Condenándolo y criminalizándolo, pero desfigurándolo en la ley como lo ha hecho consigo mismo en sus regulaciones internas, omiten los «pesuvistas» que su fuente matriz es el marxismo leninista-estalinista, que asesinó a más de 1 millón de personas por motivos políticos y a otros 8 millones los dejó morir de hambre. Esta vez, lo que en realidad se proponen sin mirarse en el espejo es declarar delitos al “conservadurismo moral” y al “neoliberalismo”, no al fascismo. Es lo mismo que hiciesen los nazis con los judíos. ¿Buscan llevar a sus cárceles a los curas o a los rabinos, o a quienes practiquen el capitalismo privado, les pregunto?
He aquí, entonces, una primera clarificación que, con vistas a ese dañado caleidoscopio de ideas movilizadoras de ánimos contenida en una ley que falsifica nociones e ideas como las señaladas, nos hace Piero Calamandrei. Él describe al auténtico fascismo en su obra sobre El régimen de la mentira a partir de una pregunta que le calza al régimen madurista: “¿Era revolución o no lo era? Era, sí y antes bien, un sistema donde la “mentira política” que es común a no pocos regímenes es, en este, en el fascista, “el instrumento normal y fisiológico del gobierno”, responde.
“¿Era la igualdad de todos ante la ley o, mejor, se introdujo una distinción entre los inscritos como fascistas que gozan de todos los derechos y los no inscritos, que soportan todos los deberes?”, repregunta el eximio maestro italiano de la posguerra: En el fascismo se desarrolla una “práctica política sistemáticamente contraria a las leyes”, donde aquello que está escrito en las mismas nada importa, sino lo que queda entre líneas y tiene un distinto significado, vuelve a contestar.
De modo que, el uso arbitrario de los conceptos sobre el marxismo o el fascismo, ambos socialistas y que realiza el mal llamado socialismo bolivariano al legislar en contra del fascismo o de sus “expresiones similares” – como para que nada quede fuera de su ojo y arbitrariedad despótica – en nada se compadece con la realidad histórica de Venezuela. Sólo la ignorancia puede predicar la existencia entre los venezolanos de alguna “superioridad racial” entre sus gentes, menos la económica; pues a la par de ser la nuestra una sociedad integralmente mestizada, hecha de pobres que luchan por ascender, nuestros pocos ricos lo han sido de ocasión y no han durado más de una generación, y buena parte de ellos se hizo bajo la palmera de dictaduras y dictablandas. La siguiente siempre los ha despojado de lo mal habido y hasta de lo trabajado. Es la constante.
El único de prosapia, colonial, de cuna, heredero de fortunas, es, entre nosotros, el apellido Bolívar, descendiente del primer empresario autorizado para comprar 3.000 esclavos en África y traerlos al país, Simón de Bolívar el viejo.
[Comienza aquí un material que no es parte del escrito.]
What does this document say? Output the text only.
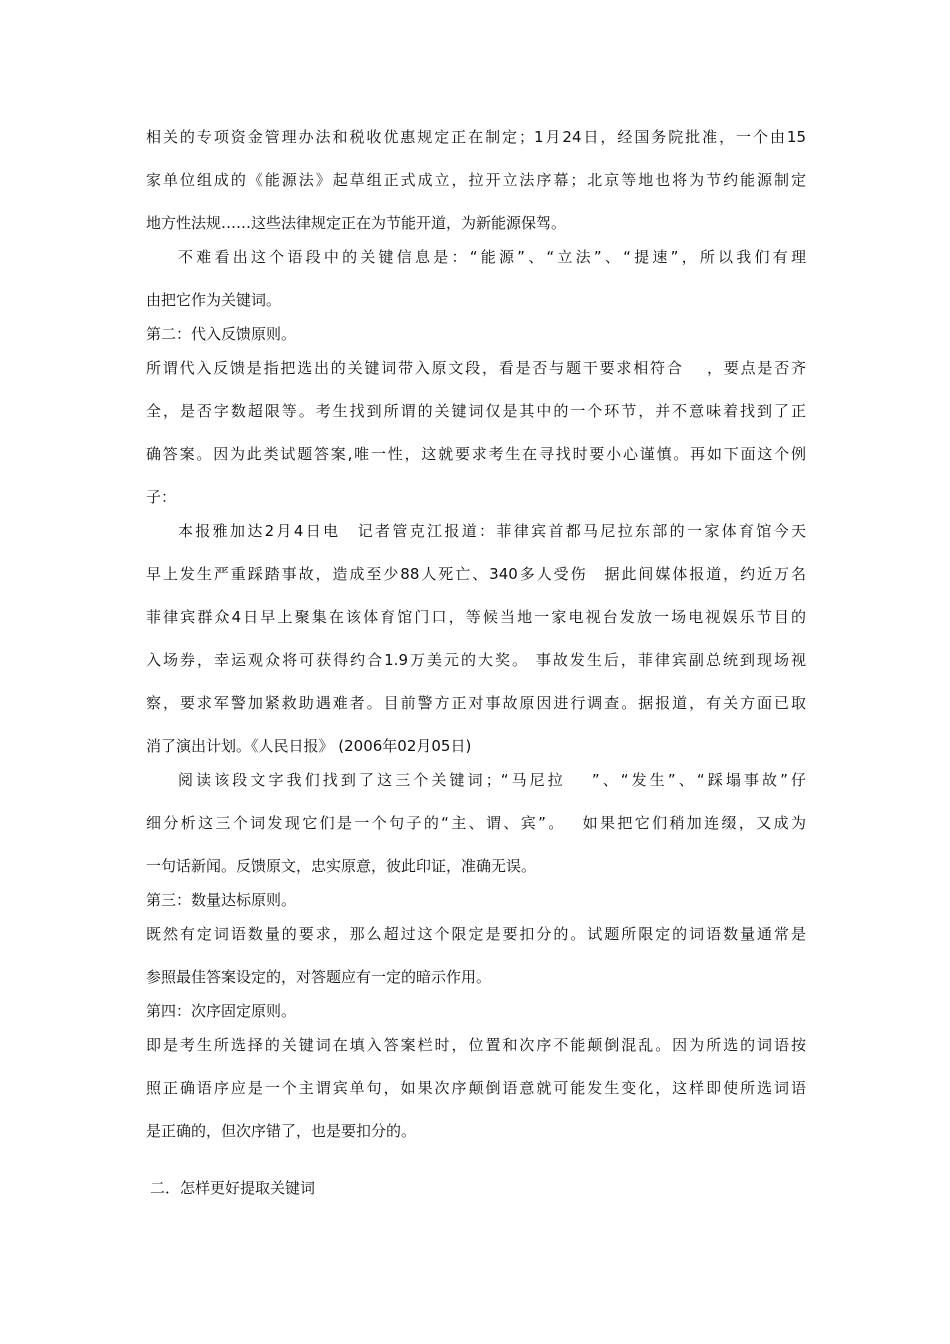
相关的专项资金管理办法和税收优惠规定正在制定；1月24日，经国务院批准，一个由15
家单位组成的《能源法》起草组正式成立，拉开立法序幕；北京等地也将为节约能源制定
地方性法规……这些法律规定正在为节能开道，为新能源保驾。
不难看出这个语段中的关键信息是：“能源”、“立法”、“提速”，所以我们有理
由把它作为关键词。
第二：代入反馈原则。
所谓代入反馈是指把选出的关键词带入原文段，看是否与题干要求相符合　 ，要点是否齐
全，是否字数超限等。考生找到所谓的关键词仅是其中的一个环节，并不意味着找到了正
确答案。因为此类试题答案,唯一性，这就要求考生在寻找时要小心谨慎。再如下面这个例
子：
本报雅加达2月4日电　记者管克江报道：菲律宾首都马尼拉东部的一家体育馆今天
早上发生严重踩踏事故，造成至少88人死亡、340多人受伤　据此间媒体报道，约近万名
菲律宾群众4日早上聚集在该体育馆门口，等候当地一家电视台发放一场电视娱乐节目的
入场券，幸运观众将可获得约合1.9万美元的大奖。 事故发生后，菲律宾副总统到现场视
察，要求军警加紧救助遇难者。目前警方正对事故原因进行调查。据报道，有关方面已取
消了演出计划。《人民日报》 (2006年02月05日)
阅读该段文字我们找到了这三个关键词；“马尼拉　 ”、“发生”、“踩塌事故”仔
细分析这三个词发现它们是一个句子的“主、谓、宾”。　 如果把它们稍加连缀，又成为
一句话新闻。反馈原文，忠实原意，彼此印证，准确无误。
第三：数量达标原则。
既然有定词语数量的要求，那么超过这个限定是要扣分的。试题所限定的词语数量通常是
参照最佳答案设定的，对答题应有一定的暗示作用。
第四：次序固定原则。
即是考生所选择的关键词在填入答案栏时，位置和次序不能颠倒混乱。因为所选的词语按
照正确语序应是一个主谓宾单句，如果次序颠倒语意就可能发生变化，这样即使所选词语
是正确的，但次序错了，也是要扣分的。
二．怎样更好提取关键词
El resto son los hijos de la panadera, como los Miranda, o quienes fueran simples dependientes de la Compañía Guipuzcoana antes de ser expulsada, trabajadores desclasados, pero al cabo hombres y mujeres de trabajo, nada más.
La única raza pura que se ha conformado a lo largo de las tres décadas precedentes son la élite de los «enchufados» y la corte del régimen despótico a la que aquella sirve con obsecuencia amoral y en línea diametralmente opuesta a la predominante decencia del pueblo venezolano, que es innovador y no le humilla trabajar a brazo partido. Lo saben nuestros emigrantes.
¿En qué quedamos, pues?
La condena y la criminalización que hoy se busca hacer, mediante una ley fascista que dice ser antifascista y en la que predominan sus entrelíneas, repito, es la de quienes, honrando los fundamentos de nuestra nacionalidad, adhieren a la cultura judeocristiana y son amantes de la libertad. Los venezolanos somos, en efecto, conservadores en lo moral y ahora se nos excluye por vía legislativa, mediante un apartheid, para enviarnos a las mazmorras.
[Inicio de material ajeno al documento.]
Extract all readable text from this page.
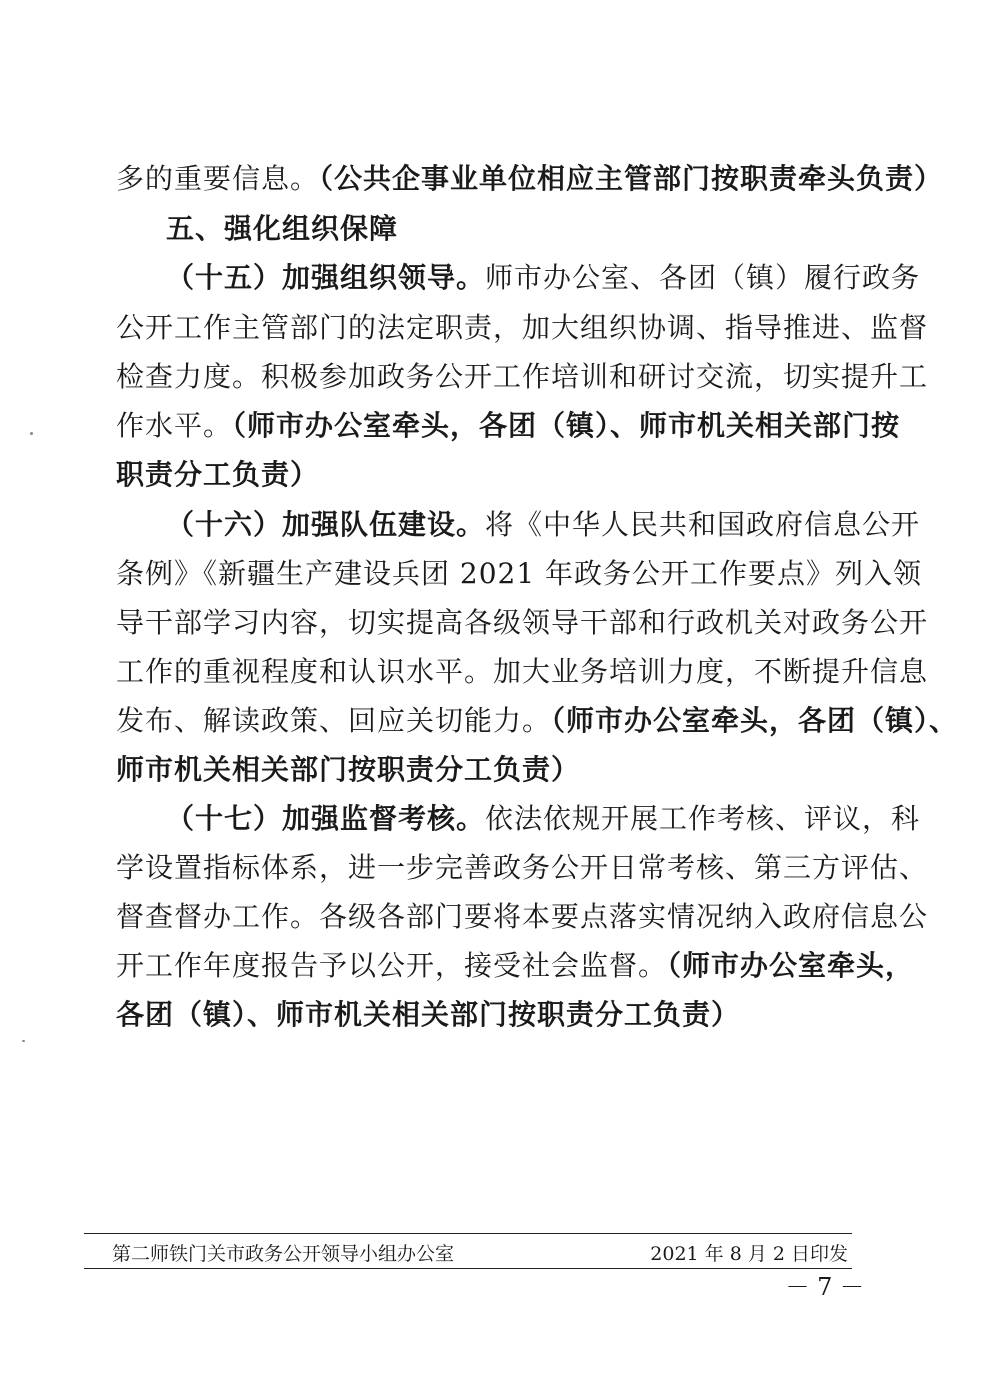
多的重要信息。（公共企事业单位相应主管部门按职责牵头负责）
五、强化组织保障
（十五）加强组织领导。师市办公室、各团（镇）履行政务
公开工作主管部门的法定职责，加大组织协调、指导推进、监督
检查力度。积极参加政务公开工作培训和研讨交流，切实提升工
作水平。（师市办公室牵头，各团（镇）、师市机关相关部门按
职责分工负责）
（十六）加强队伍建设。将《中华人民共和国政府信息公开
条例》《新疆生产建设兵团 2021 年政务公开工作要点》列入领
导干部学习内容，切实提高各级领导干部和行政机关对政务公开
工作的重视程度和认识水平。加大业务培训力度，不断提升信息
发布、解读政策、回应关切能力。（师市办公室牵头，各团（镇）、
师市机关相关部门按职责分工负责）
（十七）加强监督考核。依法依规开展工作考核、评议，科
学设置指标体系，进一步完善政务公开日常考核、第三方评估、
督查督办工作。各级各部门要将本要点落实情况纳入政府信息公
开工作年度报告予以公开，接受社会监督。（师市办公室牵头，
各团（镇）、师市机关相关部门按职责分工负责）
第二师铁门关市政务公开领导小组办公室	2021 年 8 月 2 日印发
－ 7 －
El fascismo es patriotero, odia al disidente, es militarista, exige obedecer, elimina beneficios a quienes lo enfrentan, no respeta la dignidad humana, sus columnas son la corrupción y la mentira, controla fomentando el miedo, no rinde cuentas y ve a la religión y la cultura como enemigos a derrotar. Es la esencia de la ley antifascista, una vulgar aporía.
Creo, a pesar de ello, que lo que rige en Venezuela es un despotismo iletrado, pues en los totalitarismos marxista y fascista existe el Estado. Entre nosotros desapareció la república y la nación como base se pulverizó, sustituyéndoselas por “el personalismo, la discrecionalidad, la hipocresía constitucional, la violencia, la corrupción, y el nepotismo”, diría Linz.